Empty Bowls Dinner reflects on its first decade

PUTNEY — The 11th annual Empty Bowls dinner is set for Saturday, Oct. 11, at Landmark College. Now, with this fundraising tradition entering its second decade, organizers took a few moments to look back at how the event has grown and to note what keeps so many hosting and attending the dinner.

In 2003, a small group of potters met at Brattleboro Clayworks to figure out how to launch an Empty Bowls dinner in Southern Vermont. Inspired by a group of high school students in the Midwest who had used the metaphor of an empty bowl to create a fundraiser addressing hunger and poverty, the group set out to solicit donations of ceramic bowls from local potters and area restaurants.

They sold tickets that would allow people to come to a community dinner, select a handcrafted bowl, enjoy a healthy meal - with soup filling their bowls - listen to live music, visit with friends, and take their bowls home: a memento.

Organizers said that dinner was a great success not only for raising vital funds for the Brattleboro Area Drop In Center, but also for bringing together people of all ages with a common goal.

Madeline Conley was 11 when she first volunteered for the dinner, then held at St. Michael's Church in Brattleboro.

“A friend and I washed all 400 bowls by hand in two giant sinks in the kitchen. I worked alongside not just friends my age, but people much older and younger than me as well,” she said.

As word of the event spread, a larger venue was needed. By 2013, fully 1,200 donated ceramic bowls were sent through the industrial dishwasher at Landmark College.

Funds raised increased from $2,500 in 2003 to $25,000 last year, making it the Drop In Center's biggest annual fundraiser.

And what started out as a dinner organized and carried out by 10 to 15 volunteers has become a well organized event backed by more than 100 volunteers. Food is donated by 12 local restaurants.

Nancy Braus, owner of Everyone's Books in Brattleboro - one of the ticket outlets for the dinner - said she has attended the event every year. Not only do she and her husband, Rich Geidel, come to enjoy the dinner, they also invite their employees to join them.

As a downtown merchant, Braus said, she sees with her own eyes the need for the services of the Drop In Center.

“It would be hard to live without it.
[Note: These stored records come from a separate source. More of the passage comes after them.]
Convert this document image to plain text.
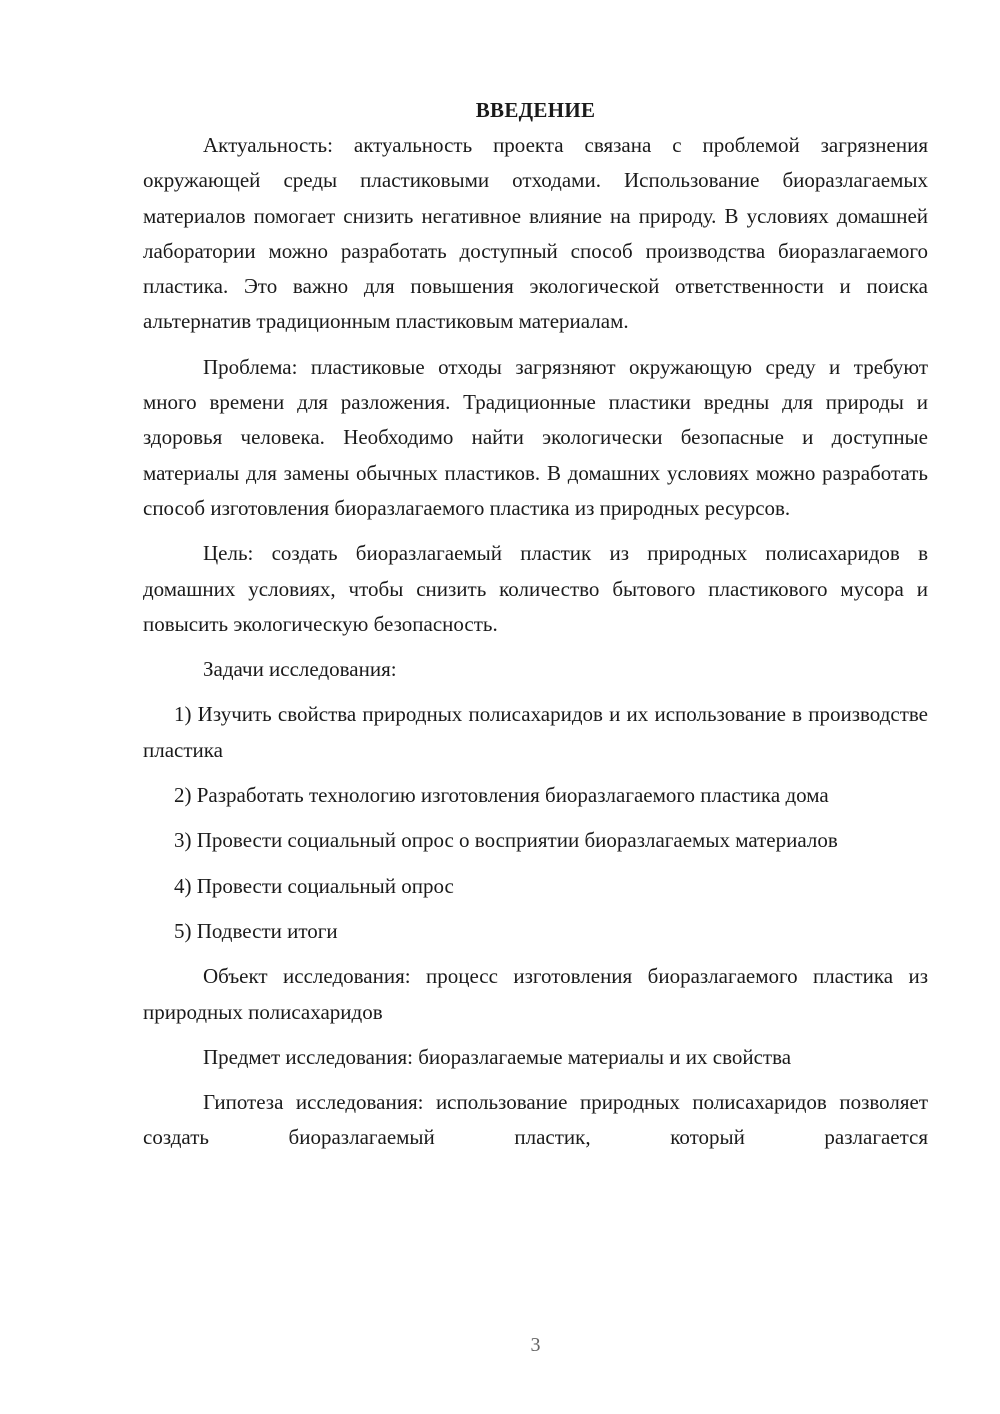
ВВЕДЕНИЕ

Актуальность: актуальность проекта связана с проблемой загрязнения окружающей среды пластиковыми отходами. Использование биоразлагаемых материалов помогает снизить негативное влияние на природу. В условиях домашней лаборатории можно разработать доступный способ производства биоразлагаемого пластика. Это важно для повышения экологической ответственности и поиска альтернатив традиционным пластиковым материалам.

Проблема: пластиковые отходы загрязняют окружающую среду и требуют много времени для разложения. Традиционные пластики вредны для природы и здоровья человека. Необходимо найти экологически безопасные и доступные материалы для замены обычных пластиков. В домашних условиях можно разработать способ изготовления биоразлагаемого пластика из природных ресурсов.

Цель: создать биоразлагаемый пластик из природных полисахаридов в домашних условиях, чтобы снизить количество бытового пластикового мусора и повысить экологическую безопасность.

Задачи исследования:

1) Изучить свойства природных полисахаридов и их использование в производстве пластика

2) Разработать технологию изготовления биоразлагаемого пластика дома

3) Провести социальный опрос о восприятии биоразлагаемых материалов

4) Провести социальный опрос

5) Подвести итоги

Объект исследования: процесс изготовления биоразлагаемого пластика из природных полисахаридов

Предмет исследования: биоразлагаемые материалы и их свойства

Гипотеза исследования: использование природных полисахаридов позволяет создать биоразлагаемый пластик, который разлагается

3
Brattleboro has an economic diversity, and poverty in this community is a long-term problem. Thank goodness that there are a lot of people with the energy and creativity to put on this event to help their neighbors out,” she explained.

Laurie and Greg Massing travel from Boston each year for the dinner. They say Empty Bowls is a time “to mark the changing of the seasons, to share in the strong sense of community, to help those less fortunate than ourselves, and of course, for the bowls. The display of beautiful, handmade pottery takes our breath away, and each year it gets harder to select the 'just-right' bowl, with so many to choose from."

Rupa Cousins, a healing arts practitioner and teacher, has also attended the event annually since 2003. She said she's donated to the Drop In Center in various ways over the years.

“I love the Empty Bowls event because it raises both awareness and money for the center. It is a demonstration of true community helping others while celebrating each other and the Drop In Center. I love the evening, the spirit of community and how it all works,” she said.

Those many people who work on the event year after year list other reasons for returning.

Elizabeth Ungerleider said she loves seeing all of the high school students volunteering each year, and “knowing that this event helps make them aware that they can make a difference in their own community.”

Bonnie Stearns, on the committee since its first year, said the draw for her is in “coming together with others to create a successful, enjoyable community experience which benefits so many, not only beneficiaries of the Brattleboro Area Drop In Center. We all benefit from working together on a community project like this.”

Conley, now an adult living in Portland, Maine, said that coming home for Empty Bowls is almost as important to her as coming home for Christmas:

“I come to this event, in part, to see many of the people most important to me in this community. Especially magical is the mosaic of bowls laid out and getting to hold them and feel them before deciding on the perfect bowl.”